The film was based on an original story by Robert Pirosh. It was bought by MGM who were attracted by a project similar to their highly successful adaptation of King Solomon's Mines (1950). They announced it in 1952 with Eleanor Parker attached from the beginning. There were a number of Egyptian themed projects in development in Hollywood at the time, others being The Egyptian and Serpent of the Nile. Sam Zimbalist was meant to produce and Vittorio Gassman was to co-star with Parker. Filming ended up being postponed a number of months. Gassman dropped out; Howard Keel was named as a possible replacement. Eventually the male lead was given to Robert Taylor, who had successfully teamed with Parker in Above and Beyond. Carlos Thompson played the second male lead.

Charles Schnee was the supervising producer.

MGM bought the rights to the archaeology text Gods, Graves and Scholars for "protection purposes", as it contained a chapter titled "Robbers in the Valley of the Kings", which might have been seen as having influenced the film's script. They paid a reported $25,000.

Filming started in November 1953. The film was shot on location in Egypt over six weeks in Cairo, Luxor, Faiyum, Suez, the Western Desert and at the Pyramids of Giza. Additional filming took place over the next five weeks in El Segundo, California and at MGM's studios.

Eleanor Parker recalled the film as the most difficult experience she ever had making a movie:

[It] was simply a dreadful nightmare. We had a terrible producer who made no accommodations for the company or crew on location. We were in Egypt, out in the desert filming, with no sanitary facilities, no dressing rooms to speak of, it was unbelievable. Robert Taylor and I had to use the bathrooms with the locals, hiding behind coats. Additionally, the director (Robert Pirosh) had no idea what he was doing; the head cameraman (Robert Surtees) was directing the film. Then the crew wasn't getting paid and our great cameraman told them that we were all going out on strike until everyone got paid. Believe me, the money showed up.

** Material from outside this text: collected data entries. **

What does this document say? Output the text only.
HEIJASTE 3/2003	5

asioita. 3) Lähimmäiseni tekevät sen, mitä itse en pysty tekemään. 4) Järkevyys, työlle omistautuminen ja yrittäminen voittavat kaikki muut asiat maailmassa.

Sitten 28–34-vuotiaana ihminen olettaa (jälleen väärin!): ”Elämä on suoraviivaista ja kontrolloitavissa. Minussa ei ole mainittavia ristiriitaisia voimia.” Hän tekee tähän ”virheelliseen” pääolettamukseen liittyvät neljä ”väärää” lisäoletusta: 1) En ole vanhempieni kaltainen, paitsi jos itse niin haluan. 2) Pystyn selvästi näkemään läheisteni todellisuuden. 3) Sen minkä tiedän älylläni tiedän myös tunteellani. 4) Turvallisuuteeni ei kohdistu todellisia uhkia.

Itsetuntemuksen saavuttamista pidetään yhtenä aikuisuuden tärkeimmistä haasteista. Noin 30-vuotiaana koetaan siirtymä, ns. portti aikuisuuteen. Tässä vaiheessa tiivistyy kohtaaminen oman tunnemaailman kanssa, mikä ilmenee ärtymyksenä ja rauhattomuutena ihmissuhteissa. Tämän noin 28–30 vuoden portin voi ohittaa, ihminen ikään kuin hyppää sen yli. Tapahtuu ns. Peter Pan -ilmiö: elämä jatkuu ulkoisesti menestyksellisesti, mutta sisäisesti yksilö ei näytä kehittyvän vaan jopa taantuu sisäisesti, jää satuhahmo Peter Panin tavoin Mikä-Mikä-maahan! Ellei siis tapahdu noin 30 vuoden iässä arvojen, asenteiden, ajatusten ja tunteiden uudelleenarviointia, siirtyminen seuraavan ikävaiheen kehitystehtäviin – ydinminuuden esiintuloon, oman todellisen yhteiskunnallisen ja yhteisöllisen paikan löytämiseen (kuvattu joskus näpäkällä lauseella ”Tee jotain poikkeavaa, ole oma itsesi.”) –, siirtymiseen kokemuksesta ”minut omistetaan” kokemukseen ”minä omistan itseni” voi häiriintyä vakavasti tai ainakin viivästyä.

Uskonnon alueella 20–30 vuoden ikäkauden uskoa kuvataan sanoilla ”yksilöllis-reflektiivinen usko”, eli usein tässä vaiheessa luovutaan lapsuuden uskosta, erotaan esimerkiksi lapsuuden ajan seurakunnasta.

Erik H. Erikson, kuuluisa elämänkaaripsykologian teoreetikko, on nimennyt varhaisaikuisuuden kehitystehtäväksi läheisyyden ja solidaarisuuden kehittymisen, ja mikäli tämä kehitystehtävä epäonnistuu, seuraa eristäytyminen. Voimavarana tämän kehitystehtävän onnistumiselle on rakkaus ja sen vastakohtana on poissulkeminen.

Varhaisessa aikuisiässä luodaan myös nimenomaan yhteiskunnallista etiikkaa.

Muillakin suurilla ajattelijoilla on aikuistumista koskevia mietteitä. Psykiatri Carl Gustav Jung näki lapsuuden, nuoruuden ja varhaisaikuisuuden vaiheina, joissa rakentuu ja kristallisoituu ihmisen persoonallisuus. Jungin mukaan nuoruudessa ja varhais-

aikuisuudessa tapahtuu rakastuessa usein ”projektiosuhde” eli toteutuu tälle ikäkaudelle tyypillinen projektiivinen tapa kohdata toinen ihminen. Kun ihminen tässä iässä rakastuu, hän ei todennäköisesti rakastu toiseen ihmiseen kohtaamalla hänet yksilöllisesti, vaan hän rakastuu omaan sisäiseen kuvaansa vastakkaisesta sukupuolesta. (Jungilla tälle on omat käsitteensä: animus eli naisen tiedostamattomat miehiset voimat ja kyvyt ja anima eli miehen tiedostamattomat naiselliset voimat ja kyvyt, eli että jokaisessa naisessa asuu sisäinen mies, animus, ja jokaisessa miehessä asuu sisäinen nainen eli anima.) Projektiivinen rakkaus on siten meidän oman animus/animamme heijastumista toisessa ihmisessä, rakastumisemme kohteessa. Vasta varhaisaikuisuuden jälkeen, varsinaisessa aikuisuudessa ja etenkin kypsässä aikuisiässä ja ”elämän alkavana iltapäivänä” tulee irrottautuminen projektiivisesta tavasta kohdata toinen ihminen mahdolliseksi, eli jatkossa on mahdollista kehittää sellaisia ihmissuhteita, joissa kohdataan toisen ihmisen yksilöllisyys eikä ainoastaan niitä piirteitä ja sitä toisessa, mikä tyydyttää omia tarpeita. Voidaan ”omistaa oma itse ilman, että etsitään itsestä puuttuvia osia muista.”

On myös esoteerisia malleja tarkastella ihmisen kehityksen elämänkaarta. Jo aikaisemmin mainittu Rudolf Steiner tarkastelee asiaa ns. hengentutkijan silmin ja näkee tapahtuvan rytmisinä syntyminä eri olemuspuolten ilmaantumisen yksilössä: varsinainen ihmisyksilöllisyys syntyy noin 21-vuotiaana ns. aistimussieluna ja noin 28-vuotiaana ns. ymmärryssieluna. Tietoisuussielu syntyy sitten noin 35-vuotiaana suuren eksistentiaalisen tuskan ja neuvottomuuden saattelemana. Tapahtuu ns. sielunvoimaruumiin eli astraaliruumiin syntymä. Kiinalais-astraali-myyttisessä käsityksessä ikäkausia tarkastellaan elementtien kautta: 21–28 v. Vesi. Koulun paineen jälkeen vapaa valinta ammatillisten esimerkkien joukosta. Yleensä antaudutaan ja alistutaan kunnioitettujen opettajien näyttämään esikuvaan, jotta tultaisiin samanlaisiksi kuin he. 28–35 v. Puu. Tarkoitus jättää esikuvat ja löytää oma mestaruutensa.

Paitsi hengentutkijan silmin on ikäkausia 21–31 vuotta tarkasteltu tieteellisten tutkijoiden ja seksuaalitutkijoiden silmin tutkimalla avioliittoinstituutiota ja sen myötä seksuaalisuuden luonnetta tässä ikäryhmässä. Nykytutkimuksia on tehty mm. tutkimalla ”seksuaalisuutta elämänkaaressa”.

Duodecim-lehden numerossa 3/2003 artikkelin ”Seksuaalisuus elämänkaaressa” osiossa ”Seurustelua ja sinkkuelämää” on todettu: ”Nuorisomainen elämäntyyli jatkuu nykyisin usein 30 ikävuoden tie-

The film's world premiere took place simultaneously on 21 July 1954 in Cairo and Alexandria (as well as New York City). It marked the first time an American film had a world premiere in Egypt.

The film shows the Abu Simbel temples as they had existed for 3000 years, before they were relocated due to the construction of the Aswan High Dam.

==Reception==
===Box office===
According to MGM records, the film earned $1,591,000 in the US and Canada and $1,714,000 elsewhere, resulting in a loss of $204,000.